Ciò che Katz sta facendo all’esercito, Yoav Kish lo sta facendo al sistema educativo. La settimana scorsa, il direttore generale del Ministero dell’Istruzione ha bandito Brothers and Sisters in Arms dalle scuole. Giovedì, Kish ha affermato: “Sono partner fondamentali di Yihya Sinwar nel fare ciò che ha fatto”.

Dal 7 ottobre, Netanyahu e i suoi colleghi hanno bollato l’esercito come l’unico colpevole del fallimento. Nessuno contesta la responsabilità dell’esercito. I suoi leader hanno infatti ammesso le loro responsabilità e si sono dimessi. Qualsiasi commissione d’inchiesta li considererà responsabili del disastro. Ma la responsabilità del governo è molto più complessa. 

Da qui la campagna contro Brothers and Sisters in Arms. Il suo obiettivo è quello di preparare un colpevole alternativo, che possa essere portato davanti alla commissione d’inchiesta politica come contrappeso alle accuse di fallimento del governo.

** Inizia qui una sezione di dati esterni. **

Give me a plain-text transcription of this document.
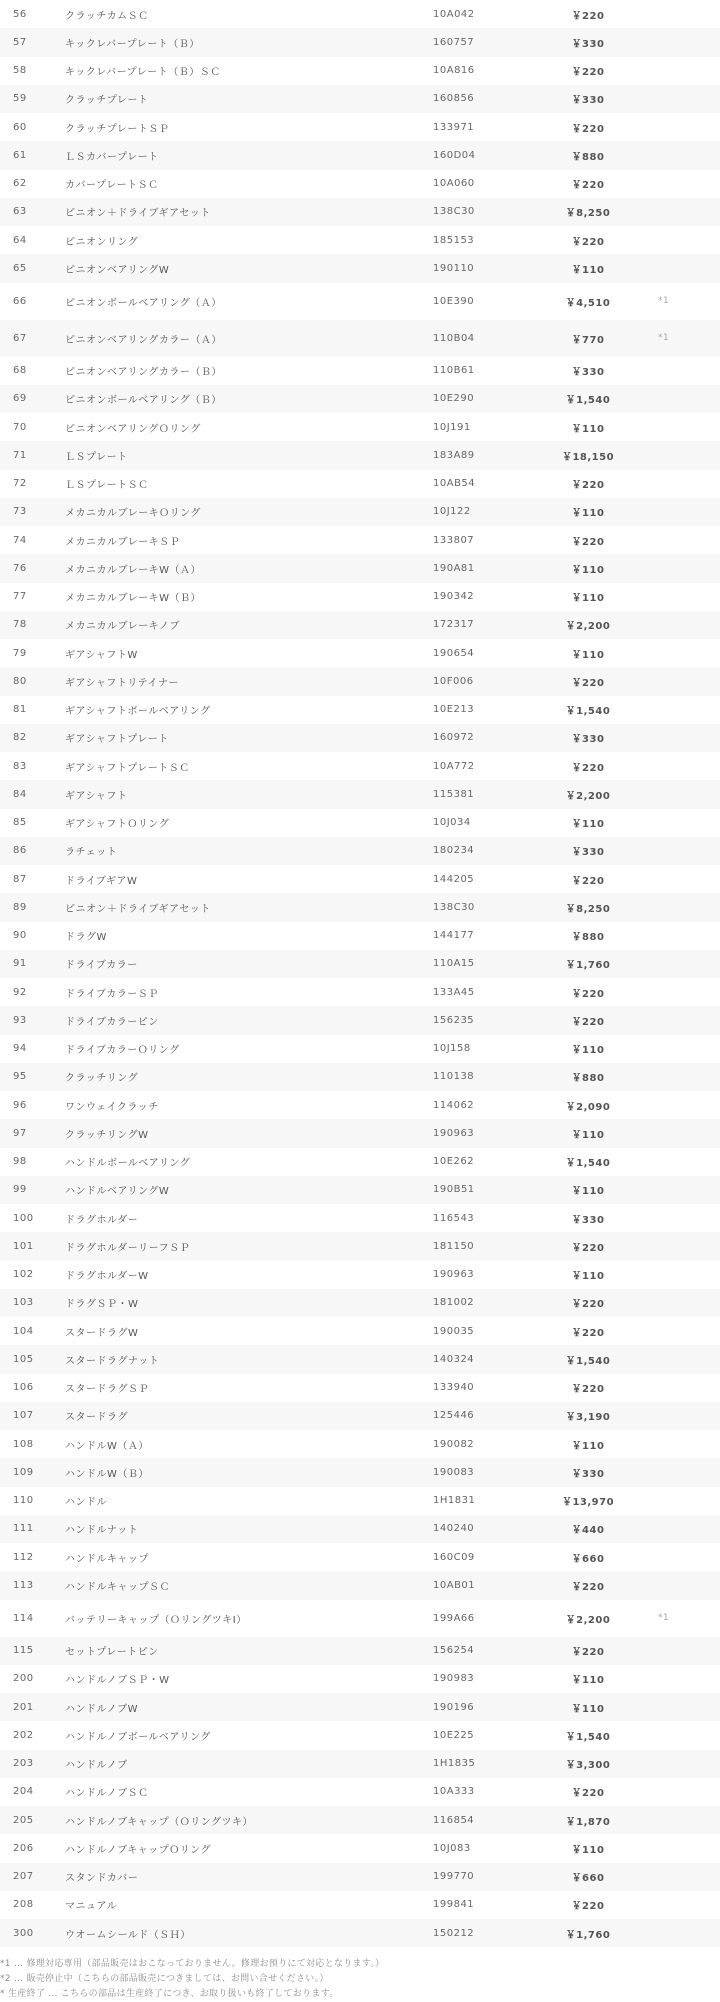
56	クラッチカムＳＣ	10A042	￥220	
57	キックレバープレート（Ｂ）	160757	￥330	
58	キックレバープレート（Ｂ）ＳＣ	10A816	￥220	
59	クラッチプレート	160856	￥330	
60	クラッチプレートＳＰ	133971	￥220	
61	ＬＳカバープレート	160D04	￥880	
62	カバープレートＳＣ	10A060	￥220	
63	ピニオン＋ドライブギアセット	138C30	￥8,250	
64	ピニオンリング	185153	￥220	
65	ピニオンベアリングW	190110	￥110	
66	ピニオンボールベアリング（Ａ）	10E390	￥4,510	*1
67	ピニオンベアリングカラー（Ａ）	110B04	￥770	*1
68	ピニオンベアリングカラー（Ｂ）	110B61	￥330	
69	ピニオンボールベアリング（Ｂ）	10E290	￥1,540	
70	ピニオンベアリングＯリング	10J191	￥110	
71	ＬＳプレート	183A89	￥18,150	
72	ＬＳプレートＳＣ	10AB54	￥220	
73	メカニカルブレーキＯリング	10J122	￥110	
74	メカニカルブレーキＳＰ	133807	￥220	
76	メカニカルブレーキW（Ａ）	190A81	￥110	
77	メカニカルブレーキW（Ｂ）	190342	￥110	
78	メカニカルブレーキノブ	172317	￥2,200	
79	ギアシャフトW	190654	￥110	
80	ギアシャフトリテイナー	10F006	￥220	
81	ギアシャフトボールベアリング	10E213	￥1,540	
82	ギアシャフトプレート	160972	￥330	
83	ギアシャフトプレートＳＣ	10A772	￥220	
84	ギアシャフト	115381	￥2,200	
85	ギアシャフトＯリング	10J034	￥110	
86	ラチェット	180234	￥330	
87	ドライブギアW	144205	￥220	
89	ピニオン＋ドライブギアセット	138C30	￥8,250	
90	ドラグW	144177	￥880	
91	ドライブカラー	110A15	￥1,760	
92	ドライブカラーＳＰ	133A45	￥220	
93	ドライブカラーピン	156235	￥220	
94	ドライブカラーＯリング	10J158	￥110	
95	クラッチリング	110138	￥880	
96	ワンウェイクラッチ	114062	￥2,090	
97	クラッチリングW	190963	￥110	
98	ハンドルボールベアリング	10E262	￥1,540	
99	ハンドルベアリングW	190B51	￥110	
100	ドラグホルダー	116543	￥330	
101	ドラグホルダーリーフＳＰ	181150	￥220	
102	ドラグホルダーW	190963	￥110	
103	ドラグＳＰ・W	181002	￥220	
104	スタードラグW	190035	￥220	
105	スタードラグナット	140324	￥1,540	
106	スタードラグＳＰ	133940	￥220	
107	スタードラグ	125446	￥3,190	
108	ハンドルW（Ａ）	190082	￥110	
109	ハンドルW（Ｂ）	190083	￥330	
110	ハンドル	1H1831	￥13,970	
111	ハンドルナット	140240	￥440	
112	ハンドルキャップ	160C09	￥660	
113	ハンドルキャップＳＣ	10AB01	￥220	
114	バッテリーキャップ（ＯリングツキI）	199A66	￥2,200	*1
115	セットプレートピン	156254	￥220	
200	ハンドルノブＳＰ・W	190983	￥110	
201	ハンドルノブW	190196	￥110	
202	ハンドルノブボールベアリング	10E225	￥1,540	
203	ハンドルノブ	1H1835	￥3,300	
204	ハンドルノブＳＣ	10A333	￥220	
205	ハンドルノブキャップ（Ｏリングツキ）	116854	￥1,870	
206	ハンドルノブキャップＯリング	10J083	￥110	
207	スタンドカバー	199770	￥660	
208	マニュアル	199841	￥220	
300	ウオームシールド（ＳＨ）	150212	￥1,760	
*1 … 修理対応専用（部品販売はおこなっておりません。修理お預りにて対応となります。）
*2 … 販売停止中（こちらの部品販売につきましては、お問い合せください。）
* 生産終了 … こちらの部品は生産終了につき、お取り扱いも終了しております。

Se la commissione è completamente nelle mani del governo, incolperà Brothers and Sisters in Arms e il movimento di protesta. Se non controllano la commissione in modo assoluto, verrà dipinto un quadro “complesso”: il governo ha promosso una riforma che ha diviso il popolo, i manifestanti hanno protestato nonostante i tentativi di “calmare le acque” ed entrambe le ‘parti’ saranno ritenute “colpevoli”. Cattivi, cattivi.

Ora perdoneremo TUTTI. E allora rimarrà solo una conclusione: l’esercito e i suoi leader sono gli unici colpevoli. E chi se la caverà, come al solito? Netanyahu, ovviamente. Davvero, cosa vogliamo da lui? Era solo il primo ministro. Non è che sia un ex alto funzionario o qualcosa del genere”, conclude Landsmann.

Un criminale di guerra e un golpista. Un uomo che si concepisce al di sopra di ogni legge, interna e internazionale. Ecco chi è oggi alla guida d’Israele.